Letting Go of the Past

            Another year has almost run its course, and a new year fast approaches.  It seems that each year we look back and remember both the bad and good; and think about the opportunities yet to present themselves.
            But this year is different.  My new opportunity came as a Christmas email – after a decade of work and years of sending out submissions – my book series is going to be published.
Friends I tell are happy for me.  My mother is proud of me.  And me – I'm scared stiff!
Since I was a child, I've been teased about my planning and perpetual list making.  I am not a 'spur of the moment' person.  For me, half of the vacation is the preplanning. 

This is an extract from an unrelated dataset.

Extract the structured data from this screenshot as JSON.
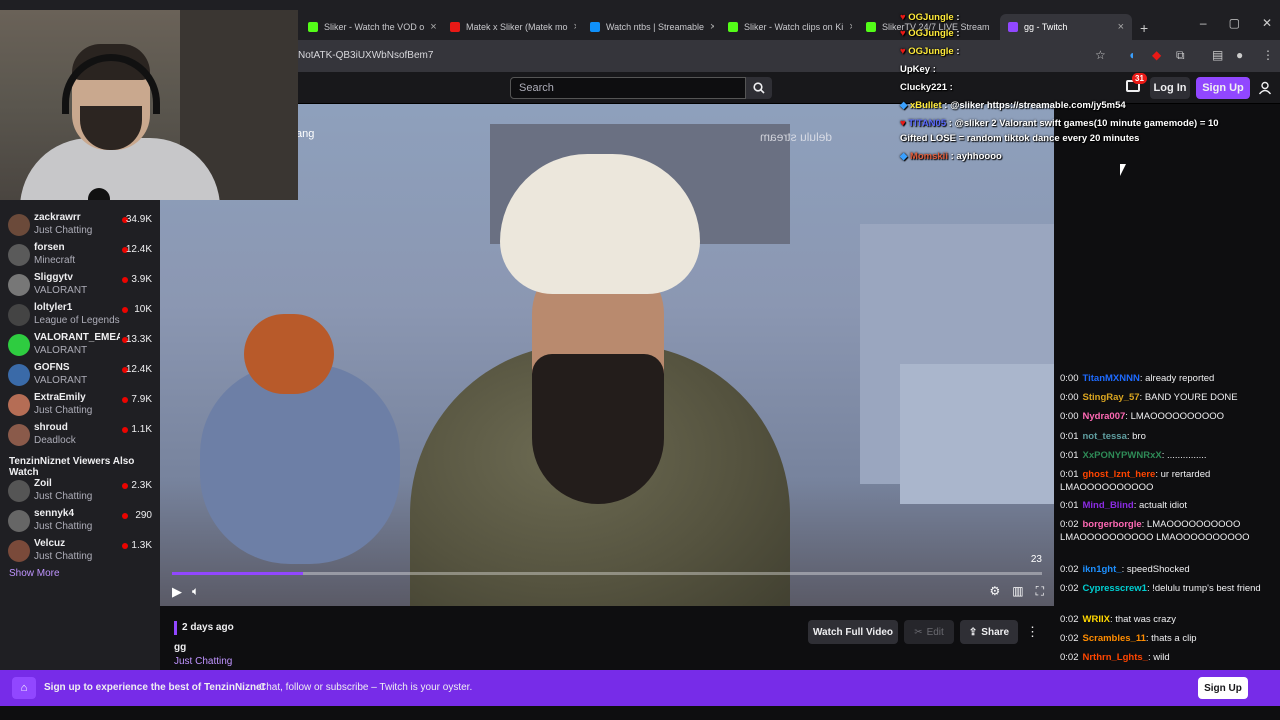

And now I have pages of questions to answer: about me, my characters, the first book and how I think the cover should look.  Now, while I'm perfectly able to answer questions about me; and I my characters and stories are a part of me – I am ashamed to admit that I never thought about what my book cover(s) should look like.

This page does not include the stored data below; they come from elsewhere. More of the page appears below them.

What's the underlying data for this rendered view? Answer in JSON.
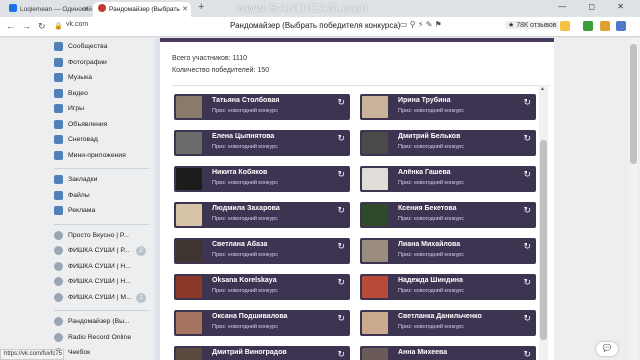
{
  "browser": {
    "tabs": [
      {
        "title": "Loqiemean — Одинокий"
      },
      {
        "title": "Рандомайзер (Выбрать"
      }
    ],
    "new_tab": "+",
    "watermark": "www.BANDICAM.com",
    "window_controls": "—  ◻  ✕",
    "url": "vk.com",
    "page_title": "Рандомайзер (Выбрать победителя конкурса)",
    "reviews_badge": "★ 78К отзывов",
    "status_url": "https://vk.com/fuvfc75"
  },
  "sidebar": {
    "items_a": [
      {
        "label": "Сообщества",
        "icon": "communities-icon"
      },
      {
        "label": "Фотографии",
        "icon": "photos-icon"
      },
      {
        "label": "Музыка",
        "icon": "music-icon"
      },
      {
        "label": "Видео",
        "icon": "video-icon"
      },
      {
        "label": "Игры",
        "icon": "games-icon"
      },
      {
        "label": "Объявления",
        "icon": "ads-icon"
      },
      {
        "label": "Снеговад",
        "icon": "snowflake-icon"
      },
      {
        "label": "Мини-приложения",
        "icon": "apps-icon"
      }
    ],
    "items_b": [
      {
        "label": "Закладки",
        "icon": "bookmarks-icon"
      },
      {
        "label": "Файлы",
        "icon": "files-icon"
      },
      {
        "label": "Реклама",
        "icon": "advertising-icon"
      }
    ],
    "items_c": [
      {
        "label": "Просто Вкусно | Р...",
        "badge": ""
      },
      {
        "label": "ФИШКА СУШИ | Р...",
        "badge": "2"
      },
      {
        "label": "ФИШКА СУШИ | Н...",
        "badge": ""
      },
      {
        "label": "ФИШКА СУШИ | Н...",
        "badge": ""
      },
      {
        "label": "ФИШКА СУШИ | М...",
        "badge": "1"
      }
    ],
    "items_d": [
      {
        "label": "Рандомайзер (Вы..."
      },
      {
        "label": "Radio Record Online"
      },
      {
        "label": "Чекбок"
      }
    ]
  },
  "main": {
    "total_participants": "Всего участников: 1110",
    "winners_count": "Количество победителей: 150",
    "prize_text": "Приз: новогодний конкурс",
    "winners": [
      {
        "name": "Татьяна Столбовая",
        "avatar_color": "#8a7a6a"
      },
      {
        "name": "Ирина Трубина",
        "avatar_color": "#c9b39b"
      },
      {
        "name": "Елена Цыпнятова",
        "avatar_color": "#6b6b6b"
      },
      {
        "name": "Дмитрий Бельков",
        "avatar_color": "#4a4a4a"
      },
      {
        "name": "Никита Кобяков",
        "avatar_color": "#1c1c1c"
      },
      {
        "name": "Алёнка Гашева",
        "avatar_color": "#e0dcd8"
      },
      {
        "name": "Людмила Захарова",
        "avatar_color": "#d8c4a8"
      },
      {
        "name": "Ксения Бекетова",
        "avatar_color": "#2e4a2a"
      },
      {
        "name": "Светлана Абаза",
        "avatar_color": "#3e3530"
      },
      {
        "name": "Лиана Михайлова",
        "avatar_color": "#9a8d80"
      },
      {
        "name": "Oksana Korelskaya",
        "avatar_color": "#8b3a2a"
      },
      {
        "name": "Надежда Шиндина",
        "avatar_color": "#b84a3a"
      },
      {
        "name": "Оксана Подшивалова",
        "avatar_color": "#a57460"
      },
      {
        "name": "Светланка Данильченко",
        "avatar_color": "#caa98c"
      },
      {
        "name": "Дмитрий Виноградов",
        "avatar_color": "#5a4a40"
      },
      {
        "name": "Анна Михеева",
        "avatar_color": "#6a5a58"
      }
    ]
  },
  "colors": {
    "card_bg": "#3d3452",
    "vk_blue": "#5181b8"
  }
}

I wouldn't say I didn't believe in myself – of the quality of my work, or that a publisher would see merit in it.  However, I will admit that after four or five years of sending out queries and receiving the same, short rejection – sometimes after months of waiting – I hadn't spent much time imaging a book cover.  And now I do not have the luxury of mapping out the future.
So, as the year passes, my one New Year's resolution shall be to try to not spend so much time and effort in the planning of life's adventures and more in the living them.

Monday, December 12, 2011

Let's Do The Time Warp Again . . .

Time is a funny thing.  Remember when you were a kid?  New Year’s to Christmas seemed like an eternity.  Yet, somehow summer vacation, smack in the middle of that desert of time, skipped by in a flash.  Ah, the conundrums of life.

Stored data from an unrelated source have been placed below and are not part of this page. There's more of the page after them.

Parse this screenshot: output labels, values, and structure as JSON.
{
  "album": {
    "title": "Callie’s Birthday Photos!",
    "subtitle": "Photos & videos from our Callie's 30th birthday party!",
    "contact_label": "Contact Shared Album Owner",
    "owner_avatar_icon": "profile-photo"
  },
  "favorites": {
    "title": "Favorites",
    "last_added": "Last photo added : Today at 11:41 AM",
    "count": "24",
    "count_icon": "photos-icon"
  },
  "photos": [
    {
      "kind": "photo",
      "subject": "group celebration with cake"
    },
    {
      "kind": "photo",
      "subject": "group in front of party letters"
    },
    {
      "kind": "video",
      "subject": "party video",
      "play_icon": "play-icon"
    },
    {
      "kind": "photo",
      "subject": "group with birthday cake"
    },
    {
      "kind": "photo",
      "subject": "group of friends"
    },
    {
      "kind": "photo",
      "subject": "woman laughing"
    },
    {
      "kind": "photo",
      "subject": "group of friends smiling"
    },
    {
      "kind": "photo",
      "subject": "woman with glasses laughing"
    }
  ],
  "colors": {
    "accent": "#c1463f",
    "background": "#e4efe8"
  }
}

I had found how quickly college whizzed by disturbing, but then I graduated and ‘life’ happened.  Planning a wedding, finding a job and setting up an apartment rushed, tsunami-like, over me, gave me little time to think.  And so it went.
Somewhere in my thirties, I think I did have a fleeting notion that time had somehow ‘sped up’.  But, back then, we didn’t even listen to ourselves.
My forties brought about an interesting paradigm – sickness, death and unhappiness.  Now time slowed to a crawl.  Sitting with my dying mother-in-law for half an hour – listening to her struggle to breath – was torture.  And the nights spent lying awake, crying because the love of your life doesn’t love you any more, was even more terribly slow.  Time had stopped.
As I approached fifty, I’d made some changes in my life.  I’d moved on and carved a new, happy life for myself.  And even though life – well, really death – invaded once again.  But it was all right.  Time had returned to normal.
But now, as I’m sliding towards sixty, time has sped up again.  I don’t feel ‘old’ – until I see some ‘60s rocker doing a commercial for reverse mortgages or funeral insurance.  Even then it’s more of a ‘How the hell did that happened ?’ thing.  Nevertheless, I felt the world speeding up beneath me. 
However, the fact is that it’s only our perception of passing time that’s quickened.  Time is a constant.  It is we who change.